By week’s end, everyone in my family had their power back. Things were thawing. We had been spared. Spared by the fact of enough disposable income to buy those hurricane supplies. By the timing of our power outage. By bodies that were able to carry us down stairs and easily move in the cold. By jobs that shut down for two days and let us focus on surviving.
Not everyone had luck on their side. Texans were already hurting because of the pandemic. At least 41,000 people filed unemployed due to Covid-19 this week. Houston only passed an eviction grace period this week. Plus, to state the obvious, homes in Houston and along the Gulf shores are not meant to protect from this type of winter weather. Even if you were only marginally affected by the pandemic, but lost power in Galveston, you were in real danger.
If I sit with this governmental abandonment too long, it makes me seethe with rage.
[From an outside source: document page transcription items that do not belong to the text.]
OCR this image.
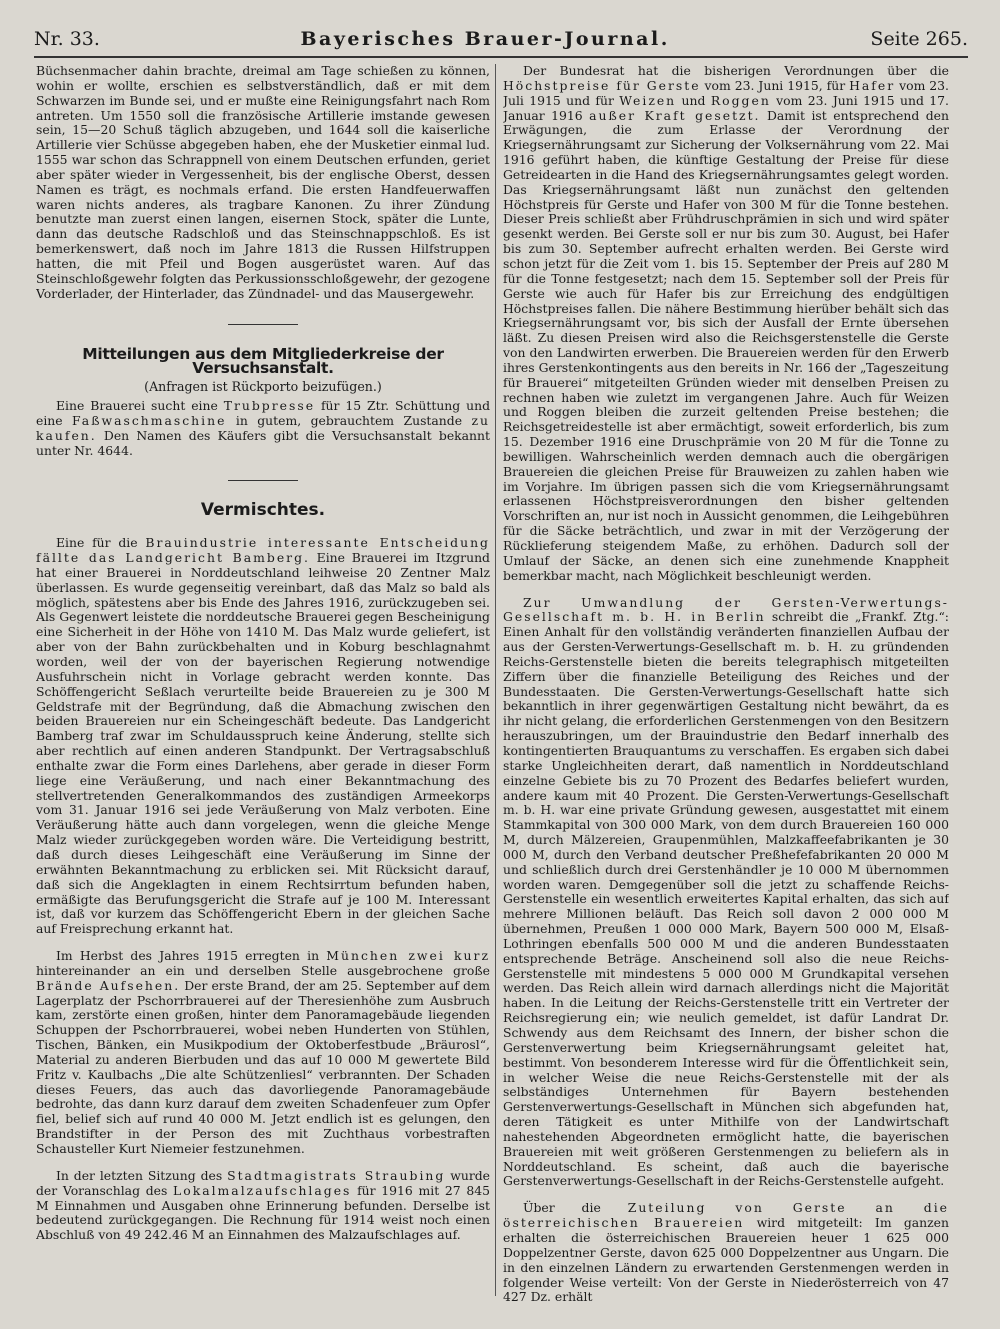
Nr. 33.	Bayerisches Brauer-Journal.	Seite 265.

Büchsenmacher dahin brachte, dreimal am Tage schießen zu können, wohin er wollte, erschien es selbstverständlich, daß er mit dem Schwarzen im Bunde sei, und er mußte eine Reinigungsfahrt nach Rom antreten. Um 1550 soll die französische Artillerie imstande gewesen sein, 15—20 Schuß täglich abzugeben, und 1644 soll die kaiserliche Artillerie vier Schüsse abgegeben haben, ehe der Musketier einmal lud. 1555 war schon das Schrappnell von einem Deutschen erfunden, geriet aber später wieder in Vergessenheit, bis der englische Oberst, dessen Namen es trägt, es nochmals erfand. Die ersten Handfeuerwaffen waren nichts anderes, als tragbare Kanonen. Zu ihrer Zündung benutzte man zuerst einen langen, eisernen Stock, später die Lunte, dann das deutsche Radschloß und das Steinschnappschloß. Es ist bemerkenswert, daß noch im Jahre 1813 die Russen Hilfstruppen hatten, die mit Pfeil und Bogen ausgerüstet waren. Auf das Steinschloßgewehr folgten das Perkussionsschloßgewehr, der gezogene Vorderlader, der Hinterlader, das Zündnadel- und das Mausergewehr.

Mitteilungen aus dem Mitgliederkreise der Versuchsanstalt.
(Anfragen ist Rückporto beizufügen.)

Eine Brauerei sucht eine Trubpresse für 15 Ztr. Schüttung und eine Faßwaschmaschine in gutem, gebrauchtem Zustande zu kaufen. Den Namen des Käufers gibt die Versuchsanstalt bekannt unter Nr. 4644.

Vermischtes.

Eine für die Brauindustrie interessante Entscheidung fällte das Landgericht Bamberg. Eine Brauerei im Itzgrund hat einer Brauerei in Norddeutschland leihweise 20 Zentner Malz überlassen. Es wurde gegenseitig vereinbart, daß das Malz so bald als möglich, spätestens aber bis Ende des Jahres 1916, zurückzugeben sei. Als Gegenwert leistete die norddeutsche Brauerei gegen Bescheinigung eine Sicherheit in der Höhe von 1410 M. Das Malz wurde geliefert, ist aber von der Bahn zurückbehalten und in Koburg beschlagnahmt worden, weil der von der bayerischen Regierung notwendige Ausfuhrschein nicht in Vorlage gebracht werden konnte. Das Schöffengericht Seßlach verurteilte beide Brauereien zu je 300 M Geldstrafe mit der Begründung, daß die Abmachung zwischen den beiden Brauereien nur ein Scheingeschäft bedeute. Das Landgericht Bamberg traf zwar im Schuldausspruch keine Änderung, stellte sich aber rechtlich auf einen anderen Standpunkt. Der Vertragsabschluß enthalte zwar die Form eines Darlehens, aber gerade in dieser Form liege eine Veräußerung, und nach einer Bekanntmachung des stellvertretenden Generalkommandos des zuständigen Armeekorps vom 31. Januar 1916 sei jede Veräußerung von Malz verboten. Eine Veräußerung hätte auch dann vorgelegen, wenn die gleiche Menge Malz wieder zurückgegeben worden wäre. Die Verteidigung bestritt, daß durch dieses Leihgeschäft eine Veräußerung im Sinne der erwähnten Bekanntmachung zu erblicken sei. Mit Rücksicht darauf, daß sich die Angeklagten in einem Rechtsirrtum befunden haben, ermäßigte das Berufungsgericht die Strafe auf je 100 M. Interessant ist, daß vor kurzem das Schöffengericht Ebern in der gleichen Sache auf Freisprechung erkannt hat.

Im Herbst des Jahres 1915 erregten in München zwei kurz hintereinander an ein und derselben Stelle ausgebrochene große Brände Aufsehen. Der erste Brand, der am 25. September auf dem Lagerplatz der Pschorrbrauerei auf der Theresienhöhe zum Ausbruch kam, zerstörte einen großen, hinter dem Panoramagebäude liegenden Schuppen der Pschorrbrauerei, wobei neben Hunderten von Stühlen, Tischen, Bänken, ein Musikpodium der Oktoberfestbude „Bräurosl“, Material zu anderen Bierbuden und das auf 10 000 M gewertete Bild Fritz v. Kaulbachs „Die alte Schützenliesl“ verbrannten. Der Schaden dieses Feuers, das auch das davorliegende Panoramagebäude bedrohte, das dann kurz darauf dem zweiten Schadenfeuer zum Opfer fiel, belief sich auf rund 40 000 M. Jetzt endlich ist es gelungen, den Brandstifter in der Person des mit Zuchthaus vorbestraften Schausteller Kurt Niemeier festzunehmen.

In der letzten Sitzung des Stadtmagistrats Straubing wurde der Voranschlag des Lokalmalzaufschlages für 1916 mit 27 845 M Einnahmen und Ausgaben ohne Erinnerung befunden. Derselbe ist bedeutend zurückgegangen. Die Rechnung für 1914 weist noch einen Abschluß von 49 242.46 M an Einnahmen des Malzaufschlages auf.

Der Bundesrat hat die bisherigen Verordnungen über die Höchstpreise für Gerste vom 23. Juni 1915, für Hafer vom 23. Juli 1915 und für Weizen und Roggen vom 23. Juni 1915 und 17. Januar 1916 außer Kraft gesetzt. Damit ist entsprechend den Erwägungen, die zum Erlasse der Verordnung der Kriegsernährungsamt zur Sicherung der Volksernährung vom 22. Mai 1916 geführt haben, die künftige Gestaltung der Preise für diese Getreidearten in die Hand des Kriegsernährungsamtes gelegt worden. Das Kriegsernährungsamt läßt nun zunächst den geltenden Höchstpreis für Gerste und Hafer von 300 M für die Tonne bestehen. Dieser Preis schließt aber Frühdruschprämien in sich und wird später gesenkt werden. Bei Gerste soll er nur bis zum 30. August, bei Hafer bis zum 30. September aufrecht erhalten werden. Bei Gerste wird schon jetzt für die Zeit vom 1. bis 15. September der Preis auf 280 M für die Tonne festgesetzt; nach dem 15. September soll der Preis für Gerste wie auch für Hafer bis zur Erreichung des endgültigen Höchstpreises fallen. Die nähere Bestimmung hierüber behält sich das Kriegsernährungsamt vor, bis sich der Ausfall der Ernte übersehen läßt. Zu diesen Preisen wird also die Reichsgerstenstelle die Gerste von den Landwirten erwerben. Die Brauereien werden für den Erwerb ihres Gerstenkontingents aus den bereits in Nr. 166 der „Tageszeitung für Brauerei“ mitgeteilten Gründen wieder mit denselben Preisen zu rechnen haben wie zuletzt im vergangenen Jahre. Auch für Weizen und Roggen bleiben die zurzeit geltenden Preise bestehen; die Reichsgetreidestelle ist aber ermächtigt, soweit erforderlich, bis zum 15. Dezember 1916 eine Druschprämie von 20 M für die Tonne zu bewilligen. Wahrscheinlich werden demnach auch die obergärigen Brauereien die gleichen Preise für Brauweizen zu zahlen haben wie im Vorjahre. Im übrigen passen sich die vom Kriegsernährungsamt erlassenen Höchstpreisverordnungen den bisher geltenden Vorschriften an, nur ist noch in Aussicht genommen, die Leihgebühren für die Säcke beträchtlich, und zwar in mit der Verzögerung der Rücklieferung steigendem Maße, zu erhöhen. Dadurch soll der Umlauf der Säcke, an denen sich eine zunehmende Knappheit bemerkbar macht, nach Möglichkeit beschleunigt werden.

Zur Umwandlung der Gersten-Verwertungs-Gesellschaft m. b. H. in Berlin schreibt die „Frankf. Ztg.“: Einen Anhalt für den vollständig veränderten finanziellen Aufbau der aus der Gersten-Verwertungs-Gesellschaft m. b. H. zu gründenden Reichs-Gerstenstelle bieten die bereits telegraphisch mitgeteilten Ziffern über die finanzielle Beteiligung des Reiches und der Bundesstaaten. Die Gersten-Verwertungs-Gesellschaft hatte sich bekanntlich in ihrer gegenwärtigen Gestaltung nicht bewährt, da es ihr nicht gelang, die erforderlichen Gerstenmengen von den Besitzern herauszubringen, um der Brauindustrie den Bedarf innerhalb des kontingentierten Brauquantums zu verschaffen. Es ergaben sich dabei starke Ungleichheiten derart, daß namentlich in Norddeutschland einzelne Gebiete bis zu 70 Prozent des Bedarfes beliefert wurden, andere kaum mit 40 Prozent. Die Gersten-Verwertungs-Gesellschaft m. b. H. war eine private Gründung gewesen, ausgestattet mit einem Stammkapital von 300 000 Mark, von dem durch Brauereien 160 000 M, durch Mälzereien, Graupenmühlen, Malzkaffeefabrikanten je 30 000 M, durch den Verband deutscher Preßhefefabrikanten 20 000 M und schließlich durch drei Gerstenhändler je 10 000 M übernommen worden waren. Demgegenüber soll die jetzt zu schaffende Reichs-Gerstenstelle ein wesentlich erweitertes Kapital erhalten, das sich auf mehrere Millionen beläuft. Das Reich soll davon 2 000 000 M übernehmen, Preußen 1 000 000 Mark, Bayern 500 000 M, Elsaß-Lothringen ebenfalls 500 000 M und die anderen Bundesstaaten entsprechende Beträge. Anscheinend soll also die neue Reichs-Gerstenstelle mit mindestens 5 000 000 M Grundkapital versehen werden. Das Reich allein wird darnach allerdings nicht die Majorität haben. In die Leitung der Reichs-Gerstenstelle tritt ein Vertreter der Reichsregierung ein; wie neulich gemeldet, ist dafür Landrat Dr. Schwendy aus dem Reichsamt des Innern, der bisher schon die Gerstenverwertung beim Kriegsernährungsamt geleitet hat, bestimmt. Von besonderem Interesse wird für die Öffentlichkeit sein, in welcher Weise die neue Reichs-Gerstenstelle mit der als selbständiges Unternehmen für Bayern bestehenden Gerstenverwertungs-Gesellschaft in München sich abgefunden hat, deren Tätigkeit es unter Mithilfe von der Landwirtschaft nahestehenden Abgeordneten ermöglicht hatte, die bayerischen Brauereien mit weit größeren Gerstenmengen zu beliefern als in Norddeutschland. Es scheint, daß auch die bayerische Gerstenverwertungs-Gesellschaft in der Reichs-Gerstenstelle aufgeht.

Über die Zuteilung von Gerste an die österreichischen Brauereien wird mitgeteilt: Im ganzen erhalten die österreichischen Brauereien heuer 1 625 000 Doppelzentner Gerste, davon 625 000 Doppelzentner aus Ungarn. Die in den einzelnen Ländern zu erwartenden Gerstenmengen werden in folgender Weise verteilt: Von der Gerste in Niederösterreich von 47 427 Dz. erhält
I feel it radiate at Ted Cruz leaving us for Cancún, and John Cornyn’s culture-war bullshit when power was already out, and Rick Perry saying people would want longer blackouts to stop regulation, or Greg Abbott blaming wind power and the not-enacted Green New Deal for the blackouts. I feel this rage at the long line of Republican governors and legislators who value markets over human life.
People across my state are dead. They deserve the truth to be told about their deaths. Their government did not adequately prepare them for a climate change disaster. Their government did not adequately prepare itself for this climate change disaster. And there will be more storms. We’ve seen disasters that the state has turned away from, never learned anything like a lesson from the loss of life or the scale of suffering. What’s more upsetting is that Texans who have lived through climate disasters support solutions. In 2020, the University of Houston found that three years after Hurricane Harvey, people whose homes were devastated by the 50-plus inches of rain dumped on southeast Texas overwhelmingly support flood-mitigation efforts, but only 52 percent are “somewhat” or “very confident” in local officials to prevent future flooding trauma. Rick Perry doesn’t know anything about his state.
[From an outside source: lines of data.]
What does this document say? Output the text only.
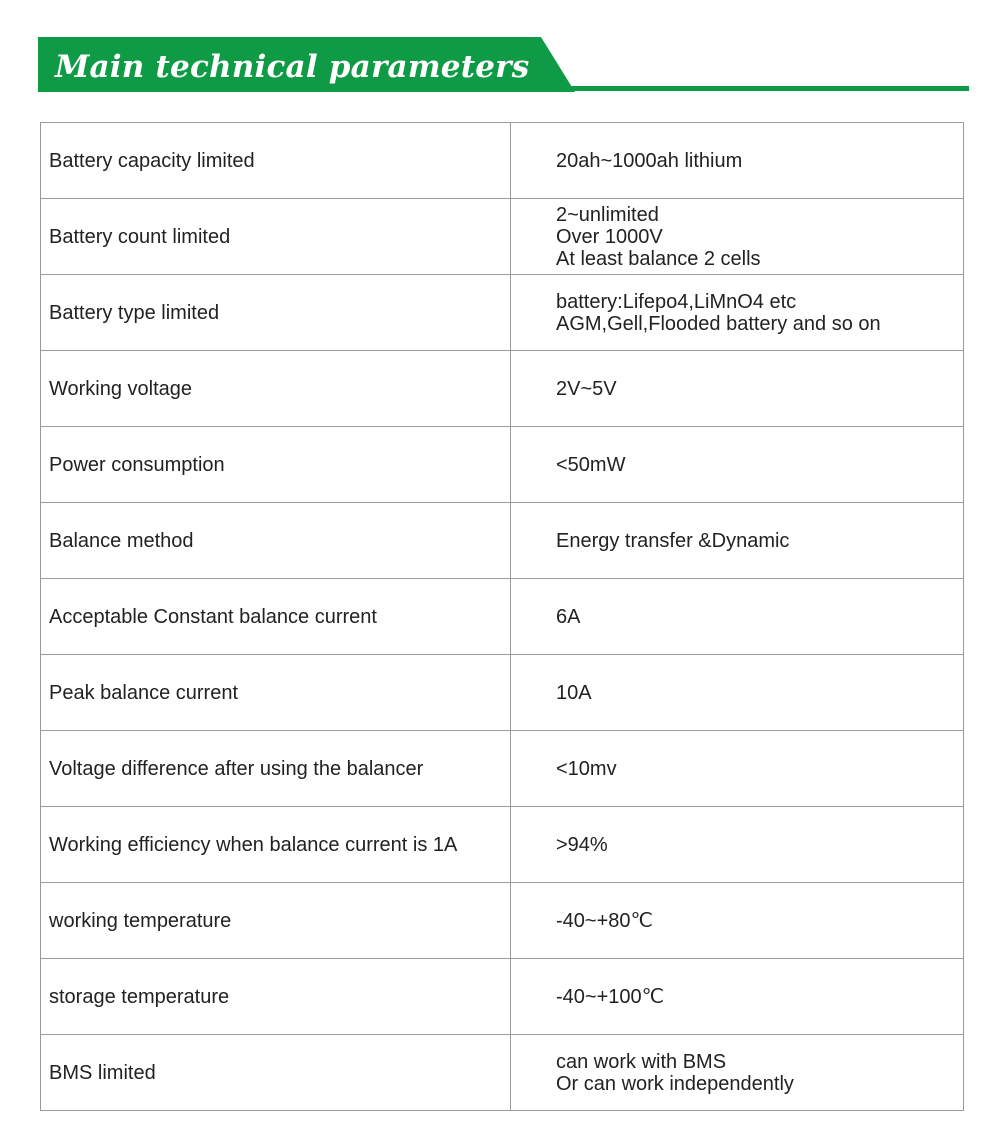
Main technical parameters
Battery capacity limited	20ah~1000ah lithium

Battery count limited	2~unlimited
Over 1000V
At least balance 2 cells

Battery type limited	battery:Lifepo4,LiMnO4 etc
AGM,Gell,Flooded battery and so on

Working voltage	2V~5V

Power consumption	<50mW

Balance method	Energy transfer &Dynamic

Acceptable Constant balance current	6A

Peak balance current	10A

Voltage difference after using the balancer	<10mv

Working efficiency when balance current is 1A	>94%

working temperature	-40~+80℃

storage temperature	-40~+100℃

BMS limited	can work with BMS
Or can work independently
The most frightening part of the experience was coming out from the fog only to realize that the machine to forget was well oiled and running. As the climate crisis worsens, we will continue to see these “500-year” weather events. What happened this week was extraordinary. It was a catastrophe. How we were treated this week was unacceptable. How Texans were treated during Hurricane Harvey was unacceptable—was also a catastrophe. How Puerto Ricans were treated during Maria was unacceptable—another catastrophe. But our political system is built around forgetting, around powerful people who would like us to turn away from the things we’ve lived through—trapped in our homes, shivering—and turn away from each other. I keep hearing that I’m living through extraordinary times, and I guess that’s true. But we know this won’t stay extraordinary for long.